Avoid becoming judgemental when eating holiday treats. I have said over and over again that foods are neither good or bad on their own accord. It is the quantity, frequency, and relationship we have with a given food that ultimately determines if it is beneficial or detrimental to our overall health. The holidays provide ample opportunities for the consumption of sweet treats and the seasonal traditions foster a feeling of acceptance when eating them. This is a time of year when even the iron-willed individual will often indulge in a slice of pie. I think this time of acceptance can be a slippery slope for many and so it is imperative to keep in perspective that there is no shortage of cakes, pies, cookies, fudge, and candies; there is no need to eat them all at once or even every day. They are seasonal staples to be enjoyed with our loved ones at holiday meals. My suggestion would be to consider making (or purchasing) smaller size desserts so as to avoid having leftover sweets in house for weeks at a time. Also try and limit dessert consumption to 1 or 2 days a week. This is another general recommendation that if carried through the year can allow us to indulge in our favorite treats while simultaneously modeling a healthy relationship with sweets to our friends and family. At our home we normally eat dessert after Wednesday and Saturday dinner.

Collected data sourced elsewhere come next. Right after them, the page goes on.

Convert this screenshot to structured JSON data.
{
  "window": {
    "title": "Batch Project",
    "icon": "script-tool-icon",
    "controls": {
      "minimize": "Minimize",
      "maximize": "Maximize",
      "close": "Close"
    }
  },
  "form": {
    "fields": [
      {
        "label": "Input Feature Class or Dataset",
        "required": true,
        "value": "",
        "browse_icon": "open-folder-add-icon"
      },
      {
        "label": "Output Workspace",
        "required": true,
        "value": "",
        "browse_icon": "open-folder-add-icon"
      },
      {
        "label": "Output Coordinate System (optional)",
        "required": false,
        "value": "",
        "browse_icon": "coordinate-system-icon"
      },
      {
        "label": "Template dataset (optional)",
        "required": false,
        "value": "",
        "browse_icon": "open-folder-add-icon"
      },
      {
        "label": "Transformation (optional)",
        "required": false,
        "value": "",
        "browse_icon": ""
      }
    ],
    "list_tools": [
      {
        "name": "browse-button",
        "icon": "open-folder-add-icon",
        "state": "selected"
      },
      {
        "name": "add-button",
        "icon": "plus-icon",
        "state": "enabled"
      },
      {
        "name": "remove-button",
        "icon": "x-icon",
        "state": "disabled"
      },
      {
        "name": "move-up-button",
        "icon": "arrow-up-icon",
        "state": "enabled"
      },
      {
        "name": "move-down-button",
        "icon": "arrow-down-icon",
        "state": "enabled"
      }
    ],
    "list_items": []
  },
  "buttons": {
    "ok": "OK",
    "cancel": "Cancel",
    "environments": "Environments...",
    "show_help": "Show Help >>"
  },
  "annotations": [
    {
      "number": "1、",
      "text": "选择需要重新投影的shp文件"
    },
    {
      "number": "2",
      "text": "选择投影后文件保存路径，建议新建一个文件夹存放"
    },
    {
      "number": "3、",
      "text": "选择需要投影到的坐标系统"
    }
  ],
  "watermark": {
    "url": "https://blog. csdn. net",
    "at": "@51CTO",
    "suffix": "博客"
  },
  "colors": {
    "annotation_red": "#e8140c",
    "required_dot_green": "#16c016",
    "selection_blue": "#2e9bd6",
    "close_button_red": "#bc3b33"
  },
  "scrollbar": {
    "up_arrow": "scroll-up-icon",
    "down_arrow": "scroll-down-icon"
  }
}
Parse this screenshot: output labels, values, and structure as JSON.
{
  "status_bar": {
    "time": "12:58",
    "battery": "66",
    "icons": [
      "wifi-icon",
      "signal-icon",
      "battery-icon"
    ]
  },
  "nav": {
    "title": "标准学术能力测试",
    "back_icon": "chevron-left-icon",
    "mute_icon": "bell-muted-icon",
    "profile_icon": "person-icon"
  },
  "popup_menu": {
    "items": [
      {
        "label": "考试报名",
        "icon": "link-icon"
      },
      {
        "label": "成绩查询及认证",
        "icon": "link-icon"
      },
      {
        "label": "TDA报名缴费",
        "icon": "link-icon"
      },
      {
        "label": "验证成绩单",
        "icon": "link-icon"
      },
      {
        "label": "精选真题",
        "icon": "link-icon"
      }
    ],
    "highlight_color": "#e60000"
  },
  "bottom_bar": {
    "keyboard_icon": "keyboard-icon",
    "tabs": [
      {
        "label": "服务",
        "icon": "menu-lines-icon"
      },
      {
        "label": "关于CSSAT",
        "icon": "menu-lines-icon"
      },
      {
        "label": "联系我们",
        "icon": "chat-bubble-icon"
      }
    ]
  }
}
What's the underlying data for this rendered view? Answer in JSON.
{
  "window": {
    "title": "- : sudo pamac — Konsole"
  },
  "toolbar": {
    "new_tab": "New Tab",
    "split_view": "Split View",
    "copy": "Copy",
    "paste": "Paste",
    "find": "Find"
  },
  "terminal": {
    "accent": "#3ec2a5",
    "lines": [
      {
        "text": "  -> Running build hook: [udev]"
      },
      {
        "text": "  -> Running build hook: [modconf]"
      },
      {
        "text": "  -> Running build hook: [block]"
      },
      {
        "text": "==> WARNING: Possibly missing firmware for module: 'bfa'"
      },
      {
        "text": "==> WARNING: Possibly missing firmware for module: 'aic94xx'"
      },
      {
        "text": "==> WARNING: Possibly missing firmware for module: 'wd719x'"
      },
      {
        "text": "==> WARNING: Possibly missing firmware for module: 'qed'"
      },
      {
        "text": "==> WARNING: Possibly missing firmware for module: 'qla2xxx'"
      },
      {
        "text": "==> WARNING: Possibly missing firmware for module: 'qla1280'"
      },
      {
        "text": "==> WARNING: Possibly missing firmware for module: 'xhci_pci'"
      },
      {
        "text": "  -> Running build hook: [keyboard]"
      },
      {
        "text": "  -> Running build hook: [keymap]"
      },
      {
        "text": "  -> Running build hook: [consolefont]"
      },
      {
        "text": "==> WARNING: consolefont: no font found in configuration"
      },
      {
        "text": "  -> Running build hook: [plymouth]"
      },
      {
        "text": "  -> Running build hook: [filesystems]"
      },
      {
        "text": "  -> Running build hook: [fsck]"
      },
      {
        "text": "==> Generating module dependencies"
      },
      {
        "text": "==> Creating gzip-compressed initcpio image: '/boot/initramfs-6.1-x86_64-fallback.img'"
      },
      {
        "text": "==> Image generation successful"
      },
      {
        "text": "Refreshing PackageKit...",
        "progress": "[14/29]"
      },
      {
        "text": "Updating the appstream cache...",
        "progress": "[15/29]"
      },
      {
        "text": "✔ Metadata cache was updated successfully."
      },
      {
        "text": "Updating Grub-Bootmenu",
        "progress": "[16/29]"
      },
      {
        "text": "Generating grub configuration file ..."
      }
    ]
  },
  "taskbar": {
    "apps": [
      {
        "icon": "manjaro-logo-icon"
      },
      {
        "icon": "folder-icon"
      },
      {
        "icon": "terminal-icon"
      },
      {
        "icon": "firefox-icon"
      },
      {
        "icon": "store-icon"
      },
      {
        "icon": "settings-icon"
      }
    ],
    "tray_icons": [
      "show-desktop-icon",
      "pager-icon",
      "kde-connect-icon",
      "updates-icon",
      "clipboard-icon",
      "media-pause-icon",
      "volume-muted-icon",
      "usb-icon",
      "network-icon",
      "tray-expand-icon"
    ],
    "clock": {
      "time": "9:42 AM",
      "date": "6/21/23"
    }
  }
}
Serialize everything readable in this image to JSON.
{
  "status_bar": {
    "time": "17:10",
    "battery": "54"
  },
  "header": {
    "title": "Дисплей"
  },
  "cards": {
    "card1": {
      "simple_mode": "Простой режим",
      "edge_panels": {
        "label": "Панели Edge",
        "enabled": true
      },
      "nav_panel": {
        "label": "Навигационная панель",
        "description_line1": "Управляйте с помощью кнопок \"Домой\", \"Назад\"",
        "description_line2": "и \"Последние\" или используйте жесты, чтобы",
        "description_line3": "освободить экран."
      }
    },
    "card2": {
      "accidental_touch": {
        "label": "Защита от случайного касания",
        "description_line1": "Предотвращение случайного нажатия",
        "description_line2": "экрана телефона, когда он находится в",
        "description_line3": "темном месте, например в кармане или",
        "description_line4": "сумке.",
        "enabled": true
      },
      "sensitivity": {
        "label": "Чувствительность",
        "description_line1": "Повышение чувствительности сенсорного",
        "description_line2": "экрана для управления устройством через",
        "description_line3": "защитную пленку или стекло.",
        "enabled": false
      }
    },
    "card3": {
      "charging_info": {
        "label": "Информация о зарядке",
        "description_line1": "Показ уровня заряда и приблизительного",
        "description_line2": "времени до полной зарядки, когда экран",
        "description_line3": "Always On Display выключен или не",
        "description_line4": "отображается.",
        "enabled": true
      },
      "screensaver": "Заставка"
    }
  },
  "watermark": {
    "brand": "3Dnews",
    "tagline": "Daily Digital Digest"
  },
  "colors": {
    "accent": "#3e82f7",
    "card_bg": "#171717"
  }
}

I encourage everyone to consider following these simple concepts throughout the holiday season. It can lead to a more balanced and less stressful few months while increasing our energy and starting us well on our way to the healthiest 2021 we can have. In the spirit of Thanksgiving, thank you so much for reading and embracing my ideas about health and nutrition. I wish everyone a wonderful wrap up of 2020 and all the best for next year.